Hanks discusses the medical and/or human resources basis for such psychosocial hazards. His reference to possible intervention from Fair Work Australia will prick the ears of some but the option is quickly dismissed. Hanks’ mention of human resources deserves more public discussion. As the quote above shows Hanks suggests that one of the reasons for the increased incidence of psychological claims is “constant performance evaluation”, an activity that sits firmly in the Human Resources discipline. It is also common for workers to be “performance managed” out of a job, a nasty process that can only be undertaken with the cooperation of human resource professionals.
Fair and reasonable performance management practices were recurring elements in the Australian Government’s draft Code of Practice for Preventing and Responding to Workplace Bullying released in 2011.
Hanks concludes his discussion on psychosocial issues by saying
“Nor is there any reason to treat psychological injuries differently from physical injuries. Provided that scientific rigour is applied to the diagnosis of psychological injuries, incapacity resulting from those injuries should be compensated in the same way as incapacity resulting from physical injuries.” (page 44)
The challenges within this paragraph include
- the need for rigorous scientific evaluation of psychological issues – an unavoidable topic for further discussion;
- the determination of incapacity – a matter that is likley to require case-by-case analysis; and
- compensating psychological injuries in the same way as physical injuries.

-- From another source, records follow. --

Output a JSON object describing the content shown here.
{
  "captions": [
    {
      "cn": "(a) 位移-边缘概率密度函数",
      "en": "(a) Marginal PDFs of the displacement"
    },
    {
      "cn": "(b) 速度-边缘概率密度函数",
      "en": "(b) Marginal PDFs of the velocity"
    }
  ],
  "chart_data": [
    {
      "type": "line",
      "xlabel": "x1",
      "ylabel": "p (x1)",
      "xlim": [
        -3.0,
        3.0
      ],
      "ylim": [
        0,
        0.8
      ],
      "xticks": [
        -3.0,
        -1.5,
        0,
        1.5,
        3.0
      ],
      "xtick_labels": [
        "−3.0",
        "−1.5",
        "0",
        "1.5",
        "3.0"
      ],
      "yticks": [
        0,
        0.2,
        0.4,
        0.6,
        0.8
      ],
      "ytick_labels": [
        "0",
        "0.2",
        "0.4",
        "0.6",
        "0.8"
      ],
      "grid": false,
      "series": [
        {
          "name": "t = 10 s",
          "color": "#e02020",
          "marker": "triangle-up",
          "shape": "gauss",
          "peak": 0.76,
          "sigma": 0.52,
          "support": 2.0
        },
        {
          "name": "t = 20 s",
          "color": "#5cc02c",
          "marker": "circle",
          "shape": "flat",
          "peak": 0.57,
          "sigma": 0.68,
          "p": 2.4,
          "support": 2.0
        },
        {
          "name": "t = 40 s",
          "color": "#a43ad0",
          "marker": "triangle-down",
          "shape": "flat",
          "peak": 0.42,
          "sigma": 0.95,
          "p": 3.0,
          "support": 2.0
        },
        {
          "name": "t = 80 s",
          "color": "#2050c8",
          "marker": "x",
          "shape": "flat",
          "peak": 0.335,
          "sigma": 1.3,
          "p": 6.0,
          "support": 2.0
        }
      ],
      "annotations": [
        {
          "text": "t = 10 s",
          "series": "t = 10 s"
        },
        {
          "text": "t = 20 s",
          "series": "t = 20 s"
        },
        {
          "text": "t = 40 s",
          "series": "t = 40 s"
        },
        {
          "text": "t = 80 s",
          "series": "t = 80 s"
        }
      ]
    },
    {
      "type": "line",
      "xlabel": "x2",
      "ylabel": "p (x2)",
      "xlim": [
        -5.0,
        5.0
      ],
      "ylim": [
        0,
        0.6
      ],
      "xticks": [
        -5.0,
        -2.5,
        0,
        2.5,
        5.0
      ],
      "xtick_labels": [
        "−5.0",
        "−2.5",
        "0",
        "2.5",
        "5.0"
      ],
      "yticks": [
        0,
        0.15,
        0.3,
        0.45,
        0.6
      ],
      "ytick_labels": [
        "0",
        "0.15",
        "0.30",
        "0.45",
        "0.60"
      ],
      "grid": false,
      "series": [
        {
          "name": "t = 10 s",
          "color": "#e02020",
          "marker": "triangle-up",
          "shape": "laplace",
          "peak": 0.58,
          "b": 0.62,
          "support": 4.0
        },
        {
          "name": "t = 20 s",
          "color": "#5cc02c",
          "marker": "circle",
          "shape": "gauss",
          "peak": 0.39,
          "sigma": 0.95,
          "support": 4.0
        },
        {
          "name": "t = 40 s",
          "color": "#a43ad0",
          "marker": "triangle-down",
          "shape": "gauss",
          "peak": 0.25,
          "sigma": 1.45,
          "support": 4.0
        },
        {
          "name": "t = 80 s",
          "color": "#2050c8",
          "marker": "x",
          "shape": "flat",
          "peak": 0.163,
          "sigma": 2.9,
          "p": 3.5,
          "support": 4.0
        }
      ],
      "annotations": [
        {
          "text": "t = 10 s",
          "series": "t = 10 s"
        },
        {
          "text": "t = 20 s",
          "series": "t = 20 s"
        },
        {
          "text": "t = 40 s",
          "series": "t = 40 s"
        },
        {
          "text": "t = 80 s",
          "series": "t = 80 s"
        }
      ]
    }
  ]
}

The latter is likely to result in substantial management changes in many companies and should lead to a review of OHS and HR strategies. OHS professionals and practitioners should not handball psychosocial issues to the HR department without reviewing their own practices and policies to ensure that both types of injuries are similarly covered.
Companies, and OHS professionals, that plan for the continuum of worker health through good job design, healthy workloads, injury prevention and rehabilitation should already be “employers of choice” and should have no demarcation between OHS and HR or injury prevention and post-incident treatment. These companies are very well-placed to take advantage of the opportunities provided by the OHS and workers compensation changes being introduced by the Australian Government, indeed they should be ahead of these changes and be leading by example.
It is always important for professionals to be aware of developments in disciplines other than their own. This provides a solid context for their own skills and knowledge and a solid base for innovation and better application of those skills and knowledge. To build intellectual, and operational, bridges between OHS and HR, it is necessary to read and to try to understand the publications and reports of the “other side”. The latest Hanks review provides useful insight to workers compensation and rehabilitation challenges, but also clues to changes that may affect OHS management.